Certainly when I think of what it means to be a good mother, I think of my mom. I think, too, of when my first baby was born.
I had pushed little Lucy out and into the hands of capable doctors and nurses, all waiting to whisk her away to the newborn ICU. She did not cry. Her lungs would not inflate. She was turning blue. I rested my head in my mother’s arms.
I rewind in my mind to me lying on a different hospital bed. I was twenty weeks along in my precious pregnancy, excited to find out if this muffin was a boy or girl. We got devastating news instead. The baby had a severe diaphragmatic hernia. The diaphragm mysteriously did not close while forming. This meant the stomach and intestines were free to move about the chest cavity – crowding the lungs and pushing the heart to the right.
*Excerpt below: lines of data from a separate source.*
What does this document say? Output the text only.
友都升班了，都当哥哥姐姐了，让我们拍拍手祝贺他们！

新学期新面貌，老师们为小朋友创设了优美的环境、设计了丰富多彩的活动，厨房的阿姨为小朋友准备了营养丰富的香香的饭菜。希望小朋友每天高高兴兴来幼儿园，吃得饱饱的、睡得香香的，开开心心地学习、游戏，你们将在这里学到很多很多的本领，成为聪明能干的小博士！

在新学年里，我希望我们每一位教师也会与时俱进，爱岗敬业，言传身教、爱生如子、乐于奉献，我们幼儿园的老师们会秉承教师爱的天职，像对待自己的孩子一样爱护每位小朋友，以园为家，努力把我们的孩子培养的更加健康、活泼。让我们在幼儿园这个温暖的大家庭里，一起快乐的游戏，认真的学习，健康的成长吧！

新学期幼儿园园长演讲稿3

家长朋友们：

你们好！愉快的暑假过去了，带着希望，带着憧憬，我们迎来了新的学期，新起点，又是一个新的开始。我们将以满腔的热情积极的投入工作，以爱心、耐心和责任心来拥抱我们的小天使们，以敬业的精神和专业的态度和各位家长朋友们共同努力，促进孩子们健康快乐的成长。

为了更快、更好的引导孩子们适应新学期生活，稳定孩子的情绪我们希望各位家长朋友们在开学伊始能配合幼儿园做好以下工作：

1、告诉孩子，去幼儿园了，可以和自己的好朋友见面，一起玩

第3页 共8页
And, we were having a girl.
My mom was in that ultrasound room with my husband and me. She held me, we cried. The months following brought numerous ultrasounds and visits to specialists. She was there for every one. As young wide-eyed parents, her support was sweet and needed as we stepped into the world of medical terminology and unanswered questions. She had given birth ten times. She endured, with small children at home, a husband away in Vietnam. She had lived through many facets of heartache, a loved one struggling with alcohol, other loved ones who were sexually abused, and simply the tiresome antics of raising and rearing a large family. She did it all with strength and fortitude, willing to quietly serve and enrich those around her. Along the way she passed to me priceless lessons of what it means to be a mom: intense love, patience, pain, dedication, and sometimes giving up my desires for what Father in Heaven has in store.
When it came time to have our Lucy, I knew I needed my mother there. With her hands on my hair, I watched Lucy flinch and then be wheeled away on a high-frequency ventilator.
The following months were scary, heart-wrenching, spiritual, devastating, and beautiful. As we were faced with the decision to carry on with Lucy’s care, and watch her slowly decline, or to let her be free from pain, our parents continued their absolute support. My mom was one of the last people to hold Lucy before she passed away.
She’s held me many times since then.
My mom has since been diagnosed with a rare connective tissue disease, which is slow-moving and fatal. I am soaking in the time I have left with her. I don't let trifling differences get in the way -- it's so not worth it. I also enjoy two handsome little boys, teach them where they came from, and where they are going because of all I’ve learned from those two lights of my life. I hold those boys close. I drink up their exuberance. They offer earnest and sweet prayers for their "Nanny" and they know we will be with their sister Lucy again. Oh, I am thankful. And lucky.